News International-French

24 Sep 2015

The international engineering group specialising in aerospace, defence and energy markets, has agreed to acquire the composites division of EDAC, formerly known as Parkway Aerospace & Defense, from Greenbriar Equity Group and other associated sellers for US$340 million in cash.

EDAC produces highly engineered aerospace components for jet engine and airframe applications, with over 85% of revenues in civil aerospace composites. Key customers include GE, Snecma and United Technologies.

It has a substantial presence, via multi-year long-term agreements, on high-growth jet engine platforms including the GEnx, Pratt & Whitney PurePower family and LEAP engines.

The Business has sites in Erlanger (Kentucky), Cincinnati (Ohio) and two sites, one of which is a joint venture with UTC Aerospace Systems, in Saltillo, Mexico. The joint venture site focuses on the manufacture of secondary aerospace structures.
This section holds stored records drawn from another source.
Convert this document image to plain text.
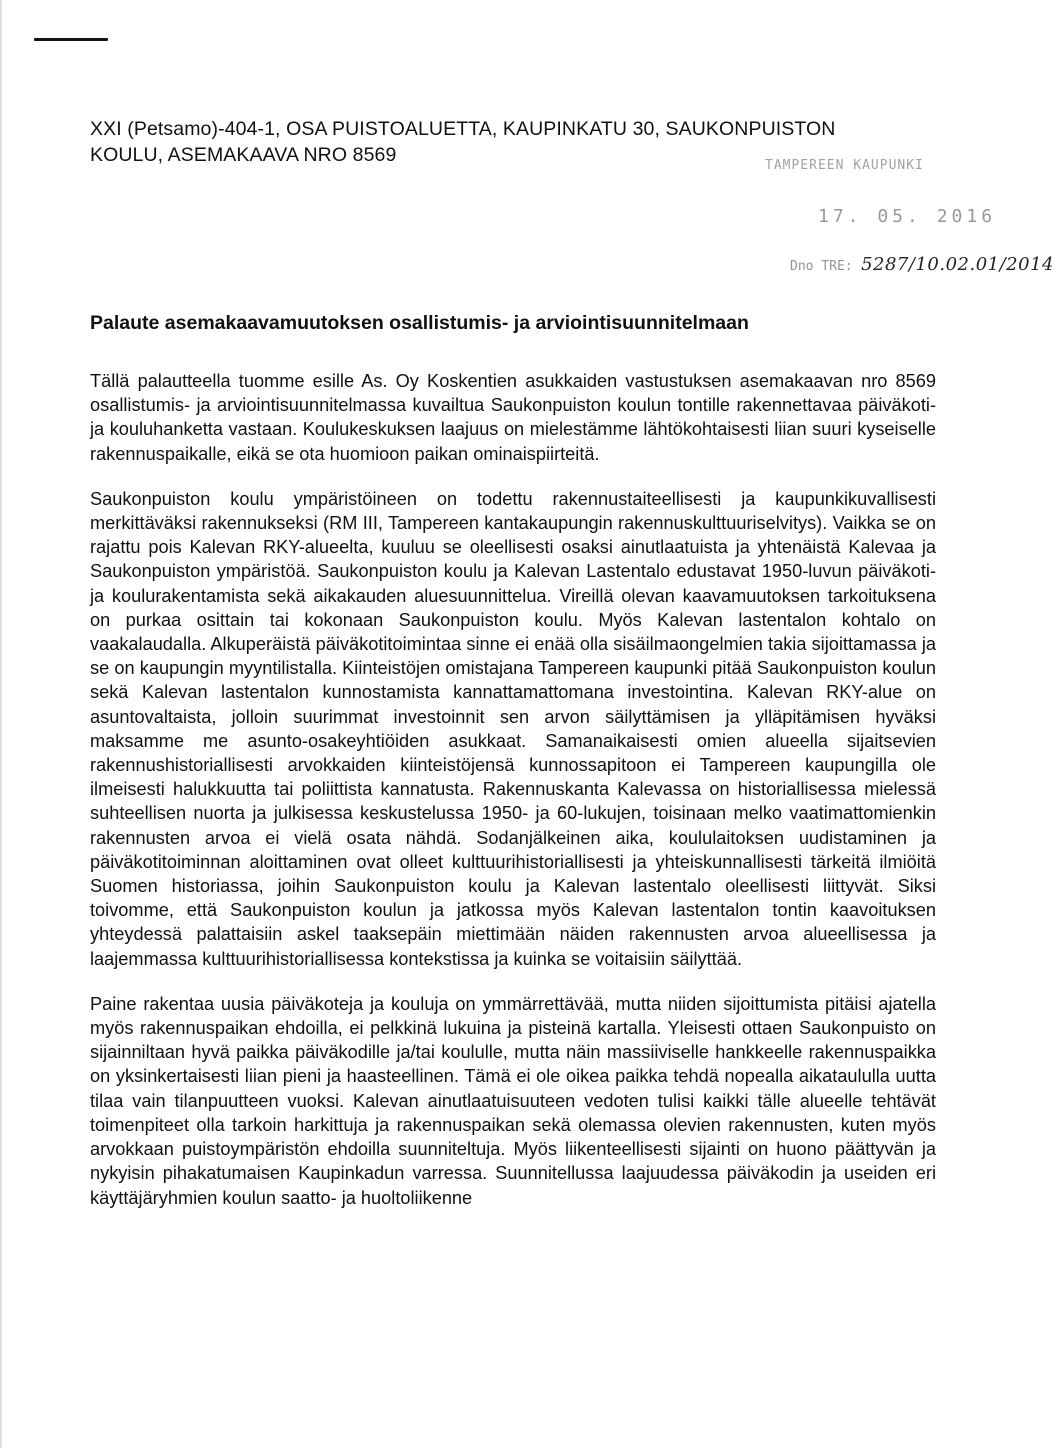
XXI (Petsamo)-404-1, OSA PUISTOALUETTA, KAUPINKATU 30, SAUKONPUISTON
KOULU, ASEMAKAAVA NRO 8569	TAMPEREEN KAUPUNKI
17. 05. 2016
Dno TRE: 5287/10.02.01/2014
Palaute asemakaavamuutoksen osallistumis- ja arviointisuunnitelmaan

Tällä palautteella tuomme esille As. Oy Koskentien asukkaiden vastustuksen asemakaavan nro 8569 osallistumis- ja arviointisuunnitelmassa kuvailtua Saukonpuiston koulun tontille rakennettavaa päiväkoti- ja kouluhanketta vastaan. Koulukeskuksen laajuus on mielestämme lähtökohtaisesti liian suuri kyseiselle rakennuspaikalle, eikä se ota huomioon paikan ominaispiirteitä.

Saukonpuiston koulu ympäristöineen on todettu rakennustaiteellisesti ja kaupunkikuvallisesti merkittäväksi rakennukseksi (RM III, Tampereen kantakaupungin rakennuskulttuuriselvitys). Vaikka se on rajattu pois Kalevan RKY-alueelta, kuuluu se oleellisesti osaksi ainutlaatuista ja yhtenäistä Kalevaa ja Saukonpuiston ympäristöä. Saukonpuiston koulu ja Kalevan Lastentalo edustavat 1950-luvun päiväkoti- ja koulurakentamista sekä aikakauden aluesuunnittelua. Vireillä olevan kaavamuutoksen tarkoituksena on purkaa osittain tai kokonaan Saukonpuiston koulu. Myös Kalevan lastentalon kohtalo on vaakalaudalla. Alkuperäistä päiväkotitoimintaa sinne ei enää olla sisäilmaongelmien takia sijoittamassa ja se on kaupungin myyntilistalla. Kiinteistöjen omistajana Tampereen kaupunki pitää Saukonpuiston koulun sekä Kalevan lastentalon kunnostamista kannattamattomana investointina. Kalevan RKY-alue on asuntovaltaista, jolloin suurimmat investoinnit sen arvon säilyttämisen ja ylläpitämisen hyväksi maksamme me asunto-osakeyhtiöiden asukkaat. Samanaikaisesti omien alueella sijaitsevien rakennushistoriallisesti arvokkaiden kiinteistöjensä kunnossapitoon ei Tampereen kaupungilla ole ilmeisesti halukkuutta tai poliittista kannatusta. Rakennuskanta Kalevassa on historiallisessa mielessä suhteellisen nuorta ja julkisessa keskustelussa 1950- ja 60-lukujen, toisinaan melko vaatimattomienkin rakennusten arvoa ei vielä osata nähdä. Sodanjälkeinen aika, koululaitoksen uudistaminen ja päiväkotitoiminnan aloittaminen ovat olleet kulttuurihistoriallisesti ja yhteiskunnallisesti tärkeitä ilmiöitä Suomen historiassa, joihin Saukonpuiston koulu ja Kalevan lastentalo oleellisesti liittyvät. Siksi toivomme, että Saukonpuiston koulun ja jatkossa myös Kalevan lastentalon tontin kaavoituksen yhteydessä palattaisiin askel taaksepäin miettimään näiden rakennusten arvoa alueellisessa ja laajemmassa kulttuurihistoriallisessa kontekstissa ja kuinka se voitaisiin säilyttää.

Paine rakentaa uusia päiväkoteja ja kouluja on ymmärrettävää, mutta niiden sijoittumista pitäisi ajatella myös rakennuspaikan ehdoilla, ei pelkkinä lukuina ja pisteinä kartalla. Yleisesti ottaen Saukonpuisto on sijainniltaan hyvä paikka päiväkodille ja/tai koululle, mutta näin massiiviselle hankkeelle rakennuspaikka on yksinkertaisesti liian pieni ja haasteellinen. Tämä ei ole oikea paikka tehdä nopealla aikataululla uutta tilaa vain tilanpuutteen vuoksi. Kalevan ainutlaatuisuuteen vedoten tulisi kaikki tälle alueelle tehtävät toimenpiteet olla tarkoin harkittuja ja rakennuspaikan sekä olemassa olevien rakennusten, kuten myös arvokkaan puistoympäristön ehdoilla suunniteltuja. Myös liikenteellisesti sijainti on huono päättyvän ja nykyisin pihakatumaisen Kaupinkadun varressa. Suunnitellussa laajuudessa päiväkodin ja useiden eri käyttäjäryhmien koulun saatto- ja huoltoliikenne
The business has a combined workforce of 579.

Combined with the existing composite activities of Meggitt, this acquisition and the recently announced complementary acquisition of the advanced composites businesses of Cobham PLC will create a world-class franchise in high-growth niche composite components focusing on engine components, secondary structures, ice protection and radomes. The combined businesses put the group in a good position to build on the increasing requirement for high-integrity composite components in aerospace markets.

EDAC will be integrated into Meggitt Polymers & Composites (MPC), a division of Meggitt PLC.
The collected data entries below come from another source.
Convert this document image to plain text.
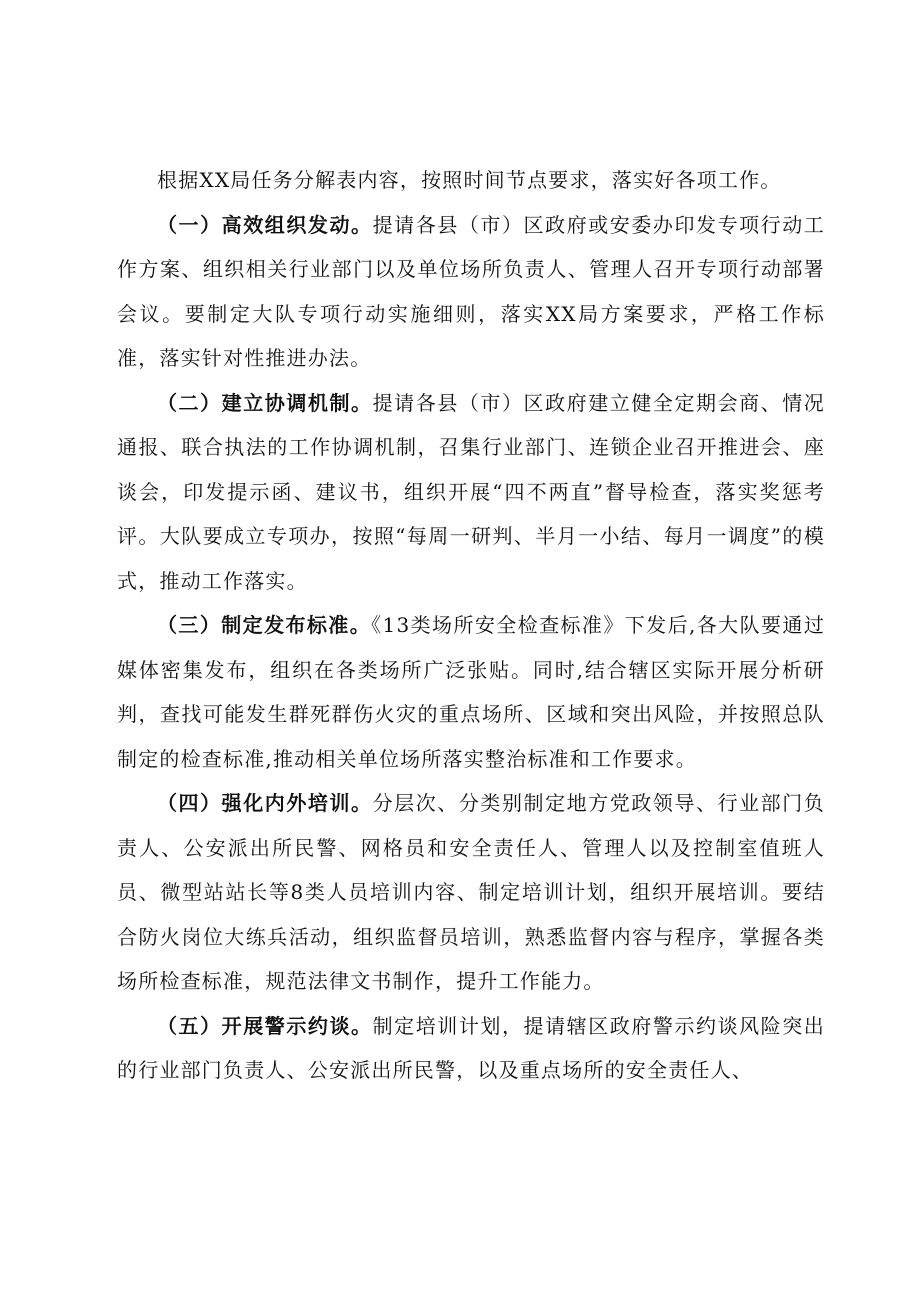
根据XX局任务分解表内容，按照时间节点要求，落实好各项工作。

（一）高效组织发动。提请各县（市）区政府或安委办印发专项行动工作方案、组织相关行业部门以及单位场所负责人、管理人召开专项行动部署会议。要制定大队专项行动实施细则，落实XX局方案要求，严格工作标准，落实针对性推进办法。

（二）建立协调机制。提请各县（市）区政府建立健全定期会商、情况通报、联合执法的工作协调机制，召集行业部门、连锁企业召开推进会、座谈会，印发提示函、建议书，组织开展“四不两直”督导检查，落实奖惩考评。大队要成立专项办，按照“每周一研判、半月一小结、每月一调度”的模式，推动工作落实。

（三）制定发布标准。《13类场所安全检查标准》下发后,各大队要通过媒体密集发布，组织在各类场所广泛张贴。同时,结合辖区实际开展分析研判，查找可能发生群死群伤火灾的重点场所、区域和突出风险，并按照总队制定的检查标准,推动相关单位场所落实整治标准和工作要求。

（四）强化内外培训。分层次、分类别制定地方党政领导、行业部门负责人、公安派出所民警、网格员和安全责任人、管理人以及控制室值班人员、微型站站长等8类人员培训内容、制定培训计划，组织开展培训。要结合防火岗位大练兵活动，组织监督员培训，熟悉监督内容与程序，掌握各类场所检查标准，规范法律文书制作，提升工作能力。

（五）开展警示约谈。制定培训计划，提请辖区政府警示约谈风险突出的行业部门负责人、公安派出所民警，以及重点场所的安全责任人、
Stephen Young, Group Chief Executive of Meggitt, commented: "This business is a rare, scale player in civil engine and other composite parts. Like the complementary acquisition of the advanced composites businesses of Cobham plc for which the completion process is well underway, this decisively moves our composites strategy forward, and positions us strongly in this key growth area."

Revenues for EDAC in 2015 are expected to be US$104 million and the purchase price, adjusted to exclude the $25 million present value of the tax asset acquired with the business, implies a multiple of 12.5x 2016 estimated EBITDA. The transaction will, subject to the completion of standard documentation, be financed by the previously announced debt facilities which are being increased to $600 million.
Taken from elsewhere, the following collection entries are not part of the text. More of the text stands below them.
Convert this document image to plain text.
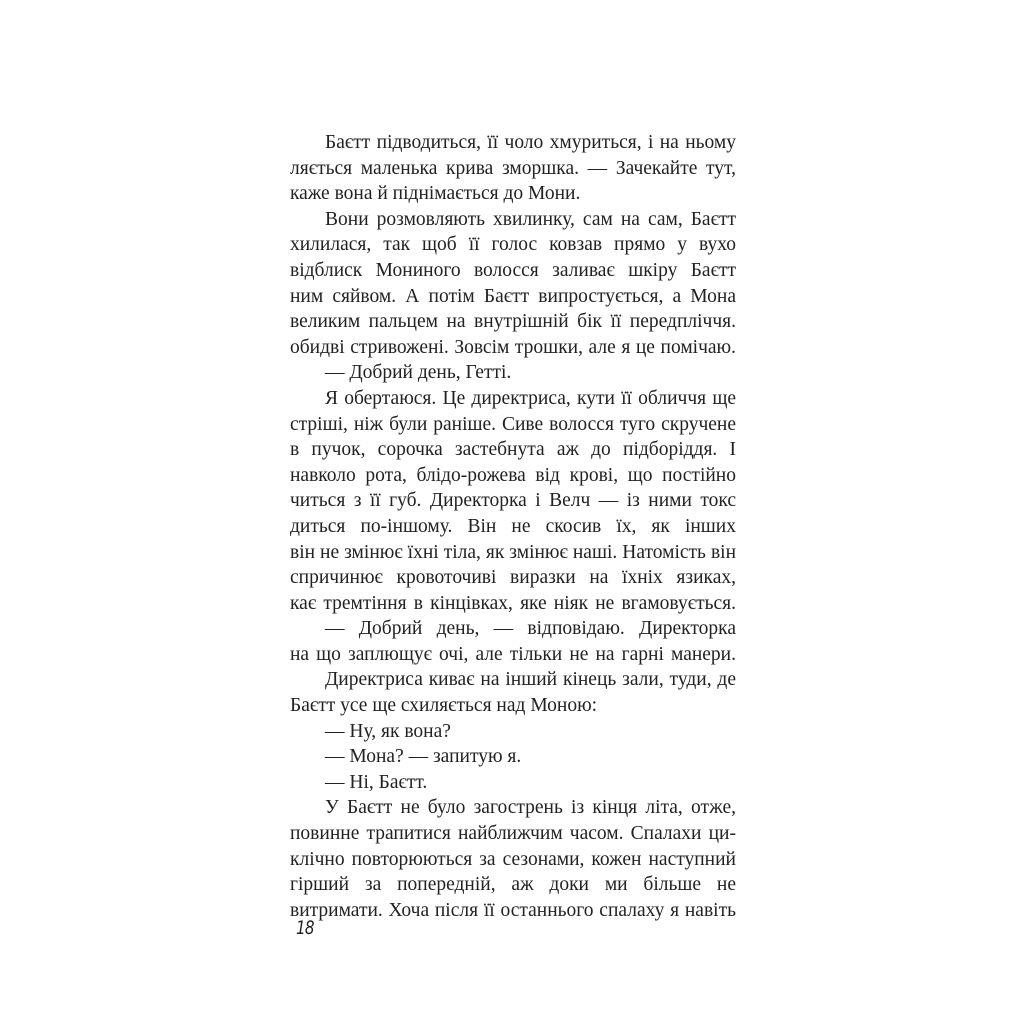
Баєтт підводиться, її чоло хмуриться, і на ньому
ляється маленька крива зморшка. — Зачекайте тут,
каже вона й піднімається до Мони.
Вони розмовляють хвилинку, сам на сам, Баєтт
хилилася, так щоб її голос ковзав прямо у вухо
відблиск Мониного волосся заливає шкіру Баєтт
ним сяйвом. А потім Баєтт випростується, а Мона
великим пальцем на внутрішній бік її передпліччя.
обидві стривожені. Зовсім трошки, але я це помічаю.
— Добрий день, Гетті.
Я обертаюся. Це директриса, кути її обличчя ще
стріші, ніж були раніше. Сиве волосся туго скручене
в пучок, сорочка застебнута аж до підборіддя. І
навколо рота, блідо-рожева від крові, що постійно
читься з її губ. Директорка і Велч — із ними токс
диться по-іншому. Він не скосив їх, як інших
він не змінює їхні тіла, як змінює наші. Натомість він
спричинює кровоточиві виразки на їхніх язиках,
кає тремтіння в кінцівках, яке ніяк не вгамовується.
— Добрий день, — відповідаю. Директорка
на що заплющує очі, але тільки не на гарні манери.
Директриса киває на інший кінець зали, туди, де
Баєтт усе ще схиляється над Моною:
— Ну, як вона?
— Мона? — запитую я.
— Ні, Баєтт.
У Баєтт не було загострень із кінця літа, отже,
повинне трапитися найближчим часом. Спалахи ци-
клічно повторюються за сезонами, кожен наступний
гірший за попередній, аж доки ми більше не
витримати. Хоча після її останнього спалаху я навіть
18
The acquisition, which is conditional on regulatory clearances including CFIUS and anti-trust, and other customary conditions, is expected to complete by the end of 2015. As a result of the transaction, and in order to retain flexibility for further bolt-on acquisitions, the Meggitt Board of Directors has decided to suspend the buyback programme for the remainder of the financial year. The Board will continue to consider future cash returns to shareholders as part of the stated capital allocation policy.